Race, Religion and Progress in the Talks and Actions of Abdu'l-Bahá
First presented at the Irfan Colloquia Session #107
Louhelen Bahá'í Center: Davison, Michigan, USA
October 7–10, 2011
(see list of papers from #107)
The nineteenth century dialogue among civilizations focused on several themes; among them, race, religion, and progress were particularly prominent. Race and religion related to the question of which culture was the best fitted to shape the future of humanity, which was living on a world shrunken by the telegraph and the power of steam. An historian of religion in America speaks of the "conflation of race, religion, and progress" as a dominant theme in American discourse during the period; in other words, that white people, possessing the superior religion (Christianity in its Protestant form) were fitted by God to lead human progress forward. Other western colonial powers had their own form of this discourse. In response, nineteenth century Indians, Chinese, Arabs, Persians, and Japanese crafted their own responses to the notion of the superiority of white Christian civilization and put forth their own claims.
When one looks at the revelation of Bahá'u'lláh in the context of this discourse, the revelation can be seen as a response to and reformulation of arguments about race, religion, and progress. The oneness of humanity is a response to the notion that a particular race is superior; the oneness of religion constitutes a response to the notion that a particular religion is superior; and the Bahá'í revelation in general offers a definition of what "progress" should look like.

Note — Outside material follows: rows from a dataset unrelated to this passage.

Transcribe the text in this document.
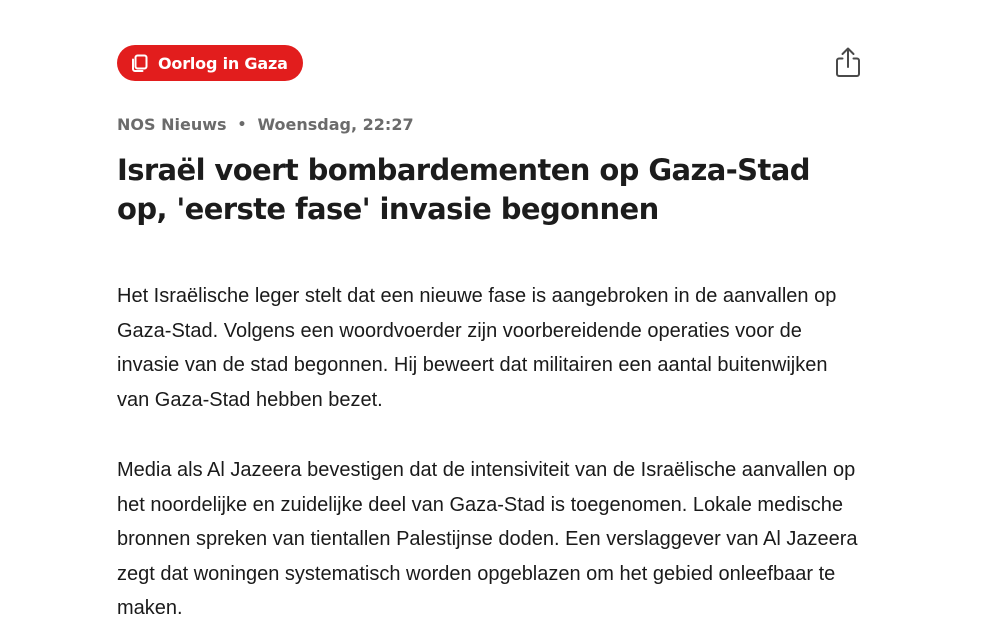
Oorlog in Gaza
NOS Nieuws • Woensdag, 22:27
Israël voert bombardementen op Gaza-Stad op, 'eerste fase' invasie begonnen

Het Israëlische leger stelt dat een nieuwe fase is aangebroken in de aanvallen op Gaza-Stad. Volgens een woordvoerder zijn voorbereidende operaties voor de invasie van de stad begonnen. Hij beweert dat militairen een aantal buitenwijken van Gaza-Stad hebben bezet.

Media als Al Jazeera bevestigen dat de intensiviteit van de Israëlische aanvallen op het noordelijke en zuidelijke deel van Gaza-Stad is toegenomen. Lokale medische bronnen spreken van tientallen Palestijnse doden. Een verslaggever van Al Jazeera zegt dat woningen systematisch worden opgeblazen om het gebied onleefbaar te maken.
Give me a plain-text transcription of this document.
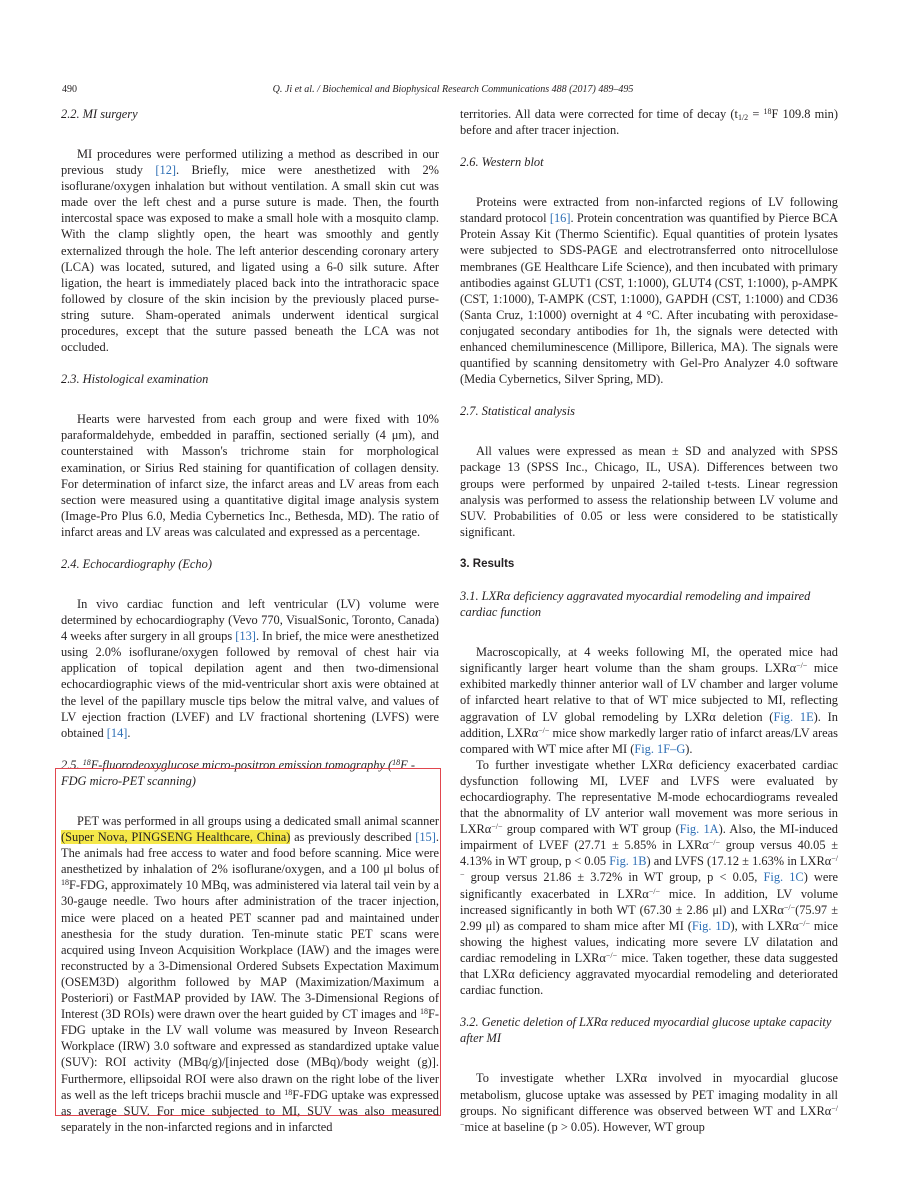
490	Q. Ji et al. / Biochemical and Biophysical Research Communications 488 (2017) 489–495

2.2. MI surgery

MI procedures were performed utilizing a method as described in our previous study [12]. Briefly, mice were anesthetized with 2% isoflurane/oxygen inhalation but without ventilation. A small skin cut was made over the left chest and a purse suture is made. Then, the fourth intercostal space was exposed to make a small hole with a mosquito clamp. With the clamp slightly open, the heart was smoothly and gently externalized through the hole. The left anterior descending coronary artery (LCA) was located, sutured, and ligated using a 6-0 silk suture. After ligation, the heart is immediately placed back into the intrathoracic space followed by closure of the skin incision by the previously placed purse-string suture. Sham-operated animals underwent identical surgical procedures, except that the suture passed beneath the LCA was not occluded.

2.3. Histological examination

Hearts were harvested from each group and were fixed with 10% paraformaldehyde, embedded in paraffin, sectioned serially (4 μm), and counterstained with Masson's trichrome stain for morphological examination, or Sirius Red staining for quantification of collagen density. For determination of infarct size, the infarct areas and LV areas from each section were measured using a quantitative digital image analysis system (Image-Pro Plus 6.0, Media Cybernetics Inc., Bethesda, MD). The ratio of infarct areas and LV areas was calculated and expressed as a percentage.

2.4. Echocardiography (Echo)

In vivo cardiac function and left ventricular (LV) volume were determined by echocardiography (Vevo 770, VisualSonic, Toronto, Canada) 4 weeks after surgery in all groups [13]. In brief, the mice were anesthetized using 2.0% isoflurane/oxygen followed by removal of chest hair via application of topical depilation agent and then two-dimensional echocardiographic views of the mid-ventricular short axis were obtained at the level of the papillary muscle tips below the mitral valve, and values of LV ejection fraction (LVEF) and LV fractional shortening (LVFS) were obtained [14].

2.5. $^{18}$F-fluorodeoxyglucose micro-positron emission tomography ($^{18}$F -FDG micro-PET scanning)

PET was performed in all groups using a dedicated small animal scanner (Super Nova, PINGSENG Healthcare, China) as previously described [15]. The animals had free access to water and food before scanning. Mice were anesthetized by inhalation of 2% isoflurane/oxygen, and a 100 μl bolus of $^{18}$F-FDG, approximately 10 MBq, was administered via lateral tail vein by a 30-gauge needle. Two hours after administration of the tracer injection, mice were placed on a heated PET scanner pad and maintained under anesthesia for the study duration. Ten-minute static PET scans were acquired using Inveon Acquisition Workplace (IAW) and the images were reconstructed by a 3-Dimensional Ordered Subsets Expectation Maximum (OSEM3D) algorithm followed by MAP (Maximization/Maximum a Posteriori) or FastMAP provided by IAW. The 3-Dimensional Regions of Interest (3D ROIs) were drawn over the heart guided by CT images and $^{18}$F-FDG uptake in the LV wall volume was measured by Inveon Research Workplace (IRW) 3.0 software and expressed as standardized uptake value (SUV): ROI activity (MBq/g)/[injected dose (MBq)/body weight (g)]. Furthermore, ellipsoidal ROI were also drawn on the right lobe of the liver as well as the left triceps brachii muscle and $^{18}$F-FDG uptake was expressed as average SUV. For mice subjected to MI, SUV was also measured separately in the non-infarcted regions and in infarcted

territories. All data were corrected for time of decay ($t_{1/2} = ^{18}F$ 109.8 min) before and after tracer injection.

2.6. Western blot

Proteins were extracted from non-infarcted regions of LV following standard protocol [16]. Protein concentration was quantified by Pierce BCA Protein Assay Kit (Thermo Scientific). Equal quantities of protein lysates were subjected to SDS-PAGE and electrotransferred onto nitrocellulose membranes (GE Healthcare Life Science), and then incubated with primary antibodies against GLUT1 (CST, 1:1000), GLUT4 (CST, 1:1000), p-AMPK (CST, 1:1000), T-AMPK (CST, 1:1000), GAPDH (CST, 1:1000) and CD36 (Santa Cruz, 1:1000) overnight at 4 °C. After incubating with peroxidase-conjugated secondary antibodies for 1h, the signals were detected with enhanced chemiluminescence (Millipore, Billerica, MA). The signals were quantified by scanning densitometry with Gel-Pro Analyzer 4.0 software (Media Cybernetics, Silver Spring, MD).

2.7. Statistical analysis

All values were expressed as mean ± SD and analyzed with SPSS package 13 (SPSS Inc., Chicago, IL, USA). Differences between two groups were performed by unpaired 2-tailed t-tests. Linear regression analysis was performed to assess the relationship between LV volume and SUV. Probabilities of 0.05 or less were considered to be statistically significant.

3. Results

3.1. LXRα deficiency aggravated myocardial remodeling and impaired cardiac function

Macroscopically, at 4 weeks following MI, the operated mice had significantly larger heart volume than the sham groups. LXRα−/− mice exhibited markedly thinner anterior wall of LV chamber and larger volume of infarcted heart relative to that of WT mice subjected to MI, reflecting aggravation of LV global remodeling by LXRα deletion (Fig. 1E). In addition, LXRα−/− mice show markedly larger ratio of infarct areas/LV areas compared with WT mice after MI (Fig. 1F–G).

To further investigate whether LXRα deficiency exacerbated cardiac dysfunction following MI, LVEF and LVFS were evaluated by echocardiography. The representative M-mode echocardiograms revealed that the abnormality of LV anterior wall movement was more serious in LXRα−/− group compared with WT group (Fig. 1A). Also, the MI-induced impairment of LVEF (27.71 ± 5.85% in LXRα−/− group versus 40.05 ± 4.13% in WT group, p < 0.05 Fig. 1B) and LVFS (17.12 ± 1.63% in LXRα−/− group versus 21.86 ± 3.72% in WT group, p < 0.05, Fig. 1C) were significantly exacerbated in LXRα−/− mice. In addition, LV volume increased significantly in both WT (67.30 ± 2.86 μl) and LXRα−/−(75.97 ± 2.99 μl) as compared to sham mice after MI (Fig. 1D), with LXRα−/− mice showing the highest values, indicating more severe LV dilatation and cardiac remodeling in LXRα−/− mice. Taken together, these data suggested that LXRα deficiency aggravated myocardial remodeling and deteriorated cardiac function.

3.2. Genetic deletion of LXRα reduced myocardial glucose uptake capacity after MI

To investigate whether LXRα involved in myocardial glucose metabolism, glucose uptake was assessed by PET imaging modality in all groups. No significant difference was observed between WT and LXRα−/−mice at baseline (p > 0.05). However, WT group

`Abdu'l-Bahá's first contribution to this discourse was The Secret of Divine Civilization (1875), which fleshed out both spiritual and practical aspects of development and progress. His Occidental sojourn provided numerous opportunities to flesh out his arguments and expand on aspects of them. In over 400 North American talks, He emphasized the oneness of humanity and the oneness of religion in particular, and expatiated on certain related principles, such as equality of the sexes, the union of blacks and whites, and the need for universal education. He also stressed the danger of imminent war in Europe; a war that shattered the notion of the superiority of western Christian civilization, 1914-18. In His many talks before African Americans and Japanese Americans he spoke about the oneness of humanity in frank and bold terms. His encouragement of Louisa Mathew and Louis Gregory to marry concretely demonstrated implications of the oneness of humanity that were unrecognized or rejected by liberal Christians. His numerous visits to settlement houses underscored the Bahá'í commitment to raising the poor out of poverty.